RAMALLAH: Le député israélien d'extrême droite Zvi Soukot a tenté mardi de détruire un mémorial à la mémoire de "martyrs" palestiniens dans un village en Cisjordanie occupée, affirmant qu'il s'agissait de "terroristes", un acte condamné par l'armée et la classe politique.

"Il y a quelques jours, j'ai demandé à l'armée d'agir pour retirer les monuments commémorant des terroristes responsables d'attaques contre des Israéliens dans les villages de Madama et de Burin. Malheureusement, ils sont restés en place. Je m'y suis donc rendu moi-même et j'ai pris des mesures pour les retirer", a affirmé M. Soukot dans une vidéo le montrant avec un marteau tentant de détruire le mémorial.

L'armée israélienne qui accompagnait le député lors de cette visite dans des villages palestiniens du nord de la Cisjordanie a dénoncé "la manière trompeuse et manipulatrice" dont elle a été utilisée par M. Soukot.

"Des soldats de Tsahal affectés à des missions opérationnelles dans le secteur ont été détournés de ces missions pour cette tâche et exposés à des risques inutiles, alors que Tsahal opère dans un contexte de forte pression", a dit l'armée dans un communiqué.

Le Premier ministre israélien Benjamin Netanyahu a affirmé que l'armée est "l'autorité souveraine en Judée-Samarie (nom israélien de la Cisjordanie)".

"Se faire justice soi-même, en particulier lorsqu'il s’agit de personnalités publiques, est une pratique répréhensible qui empêche Tsahal de se concentrer sur ses missions de lutte contre le terrorisme et l'incitation à la violence", a dit M. Netanyahu selon un communiqué de son bureau.

Le principal rival de M. Netanyahu pour les prochaines élections, Gadi Eizenkot, a réagi sur X en accusant le Premier ministre "qui permet à des anarchistes comme Zvi Soukot et ses semblables de faire tout ce qui leur plaît, mettant en danger la sécurité des localités israéliennes et portant atteinte à la position d'Israël dans le monde".

Rami Nassar, chef du conseil du village de Madama, a déclaré à l'AFP que "le monument porte les noms des martyrs du village tombés lors de la bataille de Karameh (en 1968, NDLR), des première et deuxième Intifada (soulèvement palestinien), ainsi que jusqu'à aujourd'hui", qualifiant l'acte du député israélien de "terrorisme".
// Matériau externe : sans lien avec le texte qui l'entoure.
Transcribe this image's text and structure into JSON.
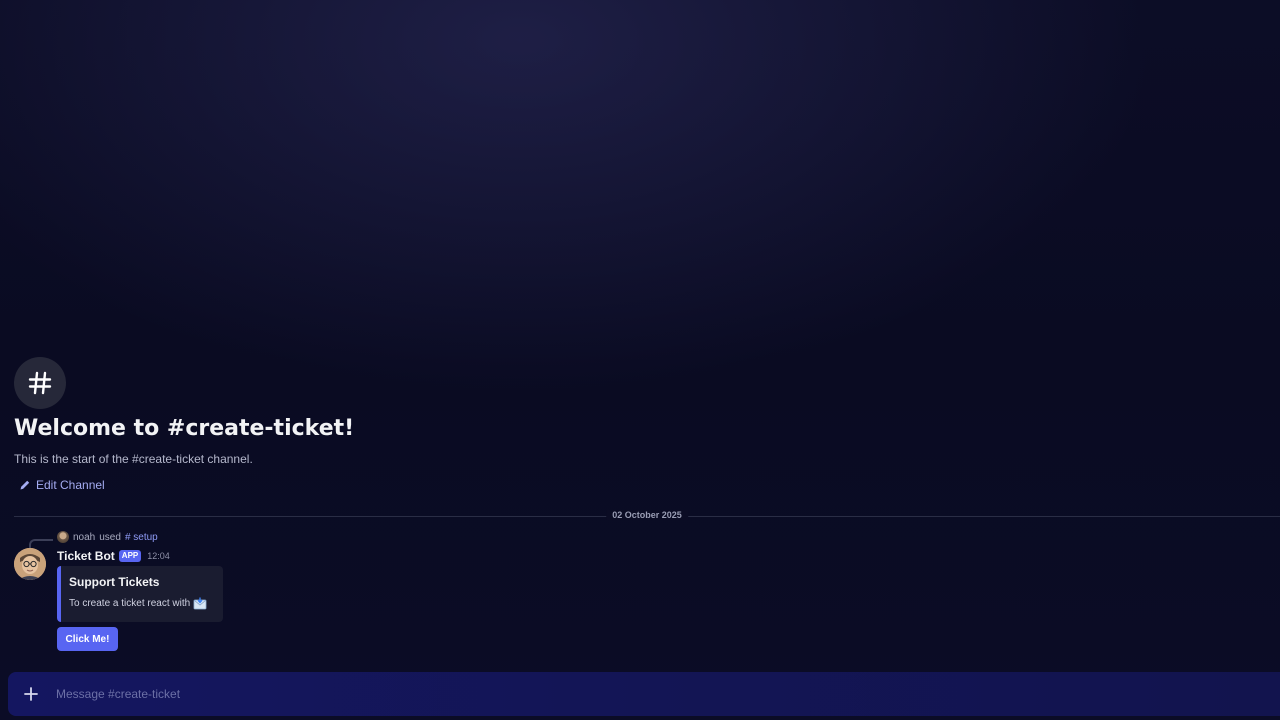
{
  "channel": {
    "welcome_title": "Welcome to #create-ticket!",
    "welcome_subtitle": "This is the start of the #create-ticket channel.",
    "edit_label": "Edit Channel",
    "icon": "hash-icon"
  },
  "divider": {
    "date": "02 October 2025"
  },
  "message": {
    "reference": {
      "user": "noah",
      "verb": "used",
      "command": "# setup"
    },
    "author": "Ticket Bot",
    "badge": "APP",
    "time": "12:04",
    "embed": {
      "title": "Support Tickets",
      "description": "To create a ticket react with",
      "emoji": "envelope-with-arrow-icon"
    },
    "button_label": "Click Me!"
  },
  "composer": {
    "placeholder": "Message #create-ticket",
    "icon": "plus-icon"
  },
  "colors": {
    "accent": "#5865f2",
    "link": "#a4acf2",
    "background": "#0b0c24",
    "composer": "#141660"
  }
}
M. Nassar a affirmé que le nom d'"un agriculteur du village tué alors qu'il travaillait sa terre, sans qu'aucun affrontement n'ait eu lieu" était notamment inscrit sur le mémorial.
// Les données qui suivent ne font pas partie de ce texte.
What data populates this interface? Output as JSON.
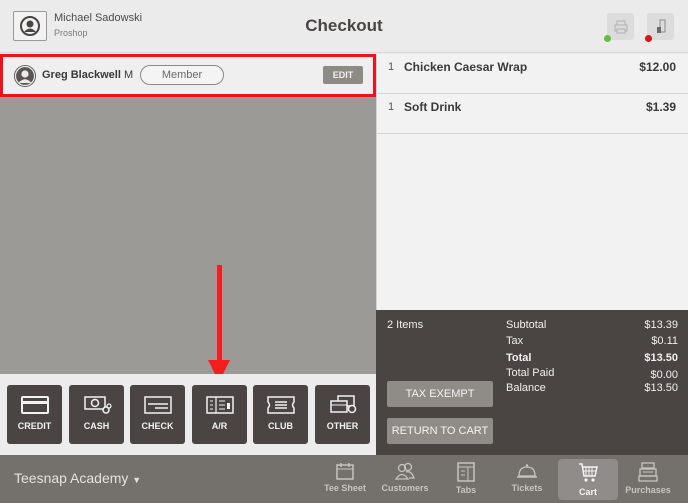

Dans sa vidéo, M. Soukot a affirmé que parmi les noms mentionnés sur le mémorial figurait celui de Yamen Faredj, membre du Front populaire de libération de la Palestine (FPLP), recherché pour sa participation à des attentats en Israël pendant la seconde Intifada et qui avait été tué en 2004 à Naplouse par l'armée israélienne.

Les violences ont explosé dans le territoire palestinien, occupé depuis 1967, depuis l'attaque du mouvement islamiste Hamas en Israël le 7 octobre 2023, qui a déclenché la guerre à Gaza.